An excerpt from an article in VUE Weekly on Lindsay: FAVA Profile: Lindsay McIntyre (July 13, 2011):

It was an errantly placed pile of film, long forgotten by some unknown person, left basking in the open climate of a sidewalk, that inadvertently kicked off Lindsay McIntyre’s fascination and eventual entanglement in the world of experimental film. It was 1998 or ’99 when she found the coiled strands of film, a BFA degree in drawing and painting already to her name, she had the idea to put her find to some sort of artistic use.

“I decided to try and do some things with it, and that actually got me hooked,” she explains, a decade and 18 short films later. “[I] started making loops of things, then I got a projector, and I started making little loops of film that were like six to 10 seconds long, and figuring out what I could do with them.”

What McIntyre did do, both with that initial film and beyond runs the length of an unrestrained vein of creative edge; visually, her experimental film work is immediately reminscent of Guy Maddin with expressive blasts of textured (usually) black and white, though its lesser reliance on structure and traditional narrative offers a far less comparable and more individual perspective on the world around her. Her work exists mostly as 16mm films prints, and McIntyre does everything by hand: processing, negative cuts, hand prints. The results vary in style:from ” the almost Lynch-ian portrait of a canine companion in “a b movie” to “Ada” a visual portrait of her great grandmother that’s part of a larger, soul searching series on McIntyre’s maternal heritage.

Her dabblings in Film eventually led her to Montréal, where she pursued an MFA in Film Production at Concordia University, though, she notes, it offered more questions than direction for her film work. She finished in six years, with a thesis focused on portraiture, but found the program influenced her work less than the community of like-minded people she met.

where she stood in the first place. from lindsay mcintyre on Vimeo.

“What moving to Montréal and being part of an experimental film community did for me was, it brought me closer to like-minded individuals, it brought me closer to seeing real film work on film, which is something I had difficulty doing in Edmonton, there’s a really, really strong experimental film community in Montreal, which i’m still a part of. ”
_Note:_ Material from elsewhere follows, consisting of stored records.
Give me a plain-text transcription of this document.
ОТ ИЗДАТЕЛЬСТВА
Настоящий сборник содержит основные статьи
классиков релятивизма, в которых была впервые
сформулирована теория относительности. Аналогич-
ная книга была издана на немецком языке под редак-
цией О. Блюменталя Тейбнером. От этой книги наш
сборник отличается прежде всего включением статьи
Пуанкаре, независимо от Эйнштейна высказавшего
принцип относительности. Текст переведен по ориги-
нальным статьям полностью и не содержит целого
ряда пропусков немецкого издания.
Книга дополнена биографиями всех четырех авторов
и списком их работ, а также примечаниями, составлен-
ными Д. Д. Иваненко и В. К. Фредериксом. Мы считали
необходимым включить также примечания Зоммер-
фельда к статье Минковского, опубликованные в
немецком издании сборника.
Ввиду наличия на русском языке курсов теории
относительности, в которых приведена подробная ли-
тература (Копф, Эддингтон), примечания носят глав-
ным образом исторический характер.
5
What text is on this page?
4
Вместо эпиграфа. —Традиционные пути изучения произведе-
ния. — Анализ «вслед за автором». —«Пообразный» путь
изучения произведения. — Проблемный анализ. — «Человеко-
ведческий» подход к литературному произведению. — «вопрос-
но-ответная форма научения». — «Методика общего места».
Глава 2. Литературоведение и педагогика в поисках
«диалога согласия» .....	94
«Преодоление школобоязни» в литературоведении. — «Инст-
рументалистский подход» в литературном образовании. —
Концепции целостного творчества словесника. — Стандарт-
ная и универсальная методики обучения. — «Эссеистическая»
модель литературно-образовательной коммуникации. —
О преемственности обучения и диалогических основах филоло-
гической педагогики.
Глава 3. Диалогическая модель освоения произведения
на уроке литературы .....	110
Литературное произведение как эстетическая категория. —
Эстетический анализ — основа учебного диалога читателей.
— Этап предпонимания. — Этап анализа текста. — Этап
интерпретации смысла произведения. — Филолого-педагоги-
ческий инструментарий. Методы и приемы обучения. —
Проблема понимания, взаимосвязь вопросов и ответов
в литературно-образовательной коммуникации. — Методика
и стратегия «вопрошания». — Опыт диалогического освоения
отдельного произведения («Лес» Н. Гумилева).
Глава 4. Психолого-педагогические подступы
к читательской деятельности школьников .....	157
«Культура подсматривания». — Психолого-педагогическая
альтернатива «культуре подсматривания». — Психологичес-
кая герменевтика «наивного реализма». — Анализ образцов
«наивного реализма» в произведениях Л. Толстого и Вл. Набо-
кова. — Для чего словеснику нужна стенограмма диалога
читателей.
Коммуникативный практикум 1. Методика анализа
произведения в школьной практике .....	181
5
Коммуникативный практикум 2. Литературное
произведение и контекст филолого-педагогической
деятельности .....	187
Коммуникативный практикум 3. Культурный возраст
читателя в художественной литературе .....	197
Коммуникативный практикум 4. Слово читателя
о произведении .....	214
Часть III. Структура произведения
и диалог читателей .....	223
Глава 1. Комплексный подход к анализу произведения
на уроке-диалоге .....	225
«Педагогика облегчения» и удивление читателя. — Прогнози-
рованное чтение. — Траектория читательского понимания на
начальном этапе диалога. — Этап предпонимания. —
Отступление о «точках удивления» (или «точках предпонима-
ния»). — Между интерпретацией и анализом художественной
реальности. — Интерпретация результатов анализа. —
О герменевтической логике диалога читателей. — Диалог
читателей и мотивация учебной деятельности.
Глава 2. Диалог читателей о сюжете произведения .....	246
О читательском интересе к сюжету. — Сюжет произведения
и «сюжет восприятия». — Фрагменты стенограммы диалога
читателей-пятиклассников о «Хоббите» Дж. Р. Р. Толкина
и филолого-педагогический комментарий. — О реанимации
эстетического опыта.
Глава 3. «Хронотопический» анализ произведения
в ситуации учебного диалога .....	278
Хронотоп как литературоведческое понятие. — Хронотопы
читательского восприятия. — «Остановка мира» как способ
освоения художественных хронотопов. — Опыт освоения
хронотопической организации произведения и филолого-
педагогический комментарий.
McIntyre’s only been back in Edmonton for six months, remaining a long-distance member of a group called Double Negative from Mont. She notes that, apart from her, I might actually be the only other person besides her to watch all of her shorts; The films are, she notes, sometimes made more for the expression, the motions of physically creating them, than for any kind of showcase. Nowadays, most get shown only when she gets a request ( though that seems to happen with relative regularity; one of her shorts screened in Toronto just the other week).